In 2022, Uddin was the director general of the Department of Environment when Transparency International Bangladesh accused the Department of providing environmental certificates to factories in return for bribes. He was a director of the monitoring and enforcement cell at the Department of Environment when he looked at environmental clearance of resorts in Gazipur. He then served as the additional director of the Field Services Wing of the Department of Agricultural Extension.

Uddin was the Division Commissioner of Chittagong Division. He established an investigation team for the 2022 Sitakunda fire at the BM Container Depot. He attended an event on reforms for the constitution and legal system of Bangladesh in November 2022 as the chief guest where speakers included Shahdeen Malik, Asif Nazrul, and Syeda Rizwana Hasan. Rizwana called the meeting the foundation of the "reform process" while Uddin said, "Government officials should also read the Constitution regularly to stay aware of the rights of the people,".

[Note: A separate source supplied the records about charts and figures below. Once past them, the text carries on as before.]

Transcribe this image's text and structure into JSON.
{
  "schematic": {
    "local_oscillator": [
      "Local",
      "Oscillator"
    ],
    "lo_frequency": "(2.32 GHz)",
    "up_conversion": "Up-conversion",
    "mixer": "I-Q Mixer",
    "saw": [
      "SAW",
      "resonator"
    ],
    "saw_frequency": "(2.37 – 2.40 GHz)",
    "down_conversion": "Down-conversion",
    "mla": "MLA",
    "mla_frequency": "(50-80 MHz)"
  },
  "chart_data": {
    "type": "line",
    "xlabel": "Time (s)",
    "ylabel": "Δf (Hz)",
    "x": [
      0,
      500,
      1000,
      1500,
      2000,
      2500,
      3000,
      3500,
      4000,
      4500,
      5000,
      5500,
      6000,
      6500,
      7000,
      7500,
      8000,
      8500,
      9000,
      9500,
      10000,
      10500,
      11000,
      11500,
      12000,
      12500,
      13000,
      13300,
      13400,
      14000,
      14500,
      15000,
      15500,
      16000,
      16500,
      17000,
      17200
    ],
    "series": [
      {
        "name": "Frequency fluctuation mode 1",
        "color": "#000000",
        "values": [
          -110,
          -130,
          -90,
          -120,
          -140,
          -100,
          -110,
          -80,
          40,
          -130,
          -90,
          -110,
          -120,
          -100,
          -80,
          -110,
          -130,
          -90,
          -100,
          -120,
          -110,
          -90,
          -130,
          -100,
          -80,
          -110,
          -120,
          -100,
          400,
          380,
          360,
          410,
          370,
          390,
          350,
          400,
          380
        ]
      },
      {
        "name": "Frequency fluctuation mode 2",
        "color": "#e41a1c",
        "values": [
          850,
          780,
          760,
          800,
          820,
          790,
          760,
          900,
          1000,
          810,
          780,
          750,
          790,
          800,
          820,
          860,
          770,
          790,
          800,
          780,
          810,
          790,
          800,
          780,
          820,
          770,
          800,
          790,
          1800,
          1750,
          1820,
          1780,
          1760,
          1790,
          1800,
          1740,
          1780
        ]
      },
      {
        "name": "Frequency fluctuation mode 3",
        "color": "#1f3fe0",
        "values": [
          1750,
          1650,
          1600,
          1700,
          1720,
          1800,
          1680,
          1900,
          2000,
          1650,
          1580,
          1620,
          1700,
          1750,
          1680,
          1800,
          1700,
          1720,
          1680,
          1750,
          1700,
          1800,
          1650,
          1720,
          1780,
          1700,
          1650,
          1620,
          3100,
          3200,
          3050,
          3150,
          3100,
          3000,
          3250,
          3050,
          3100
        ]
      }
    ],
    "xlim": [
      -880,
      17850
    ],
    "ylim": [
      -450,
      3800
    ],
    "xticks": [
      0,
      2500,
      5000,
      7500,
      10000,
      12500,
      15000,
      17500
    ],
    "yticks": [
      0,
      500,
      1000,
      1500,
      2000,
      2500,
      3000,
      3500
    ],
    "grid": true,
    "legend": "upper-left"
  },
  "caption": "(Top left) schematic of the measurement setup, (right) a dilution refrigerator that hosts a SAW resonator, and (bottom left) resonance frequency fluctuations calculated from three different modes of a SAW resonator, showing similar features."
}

Uddin was appointed secretary of the Ministry of Defence on 30 May 2024. He is a member of the governing body of the National Defence College. He served during the fall of the Sheikh Hasina led Awami League government and it's replaced by a Bangladesh Army backed Interim government led by Muhammad Yunus. In January 2025, he received a seven-member delegation led by retired Brigadier General Md Hasan Nasir who called on Uddin to establish an independent Military Reform Commission.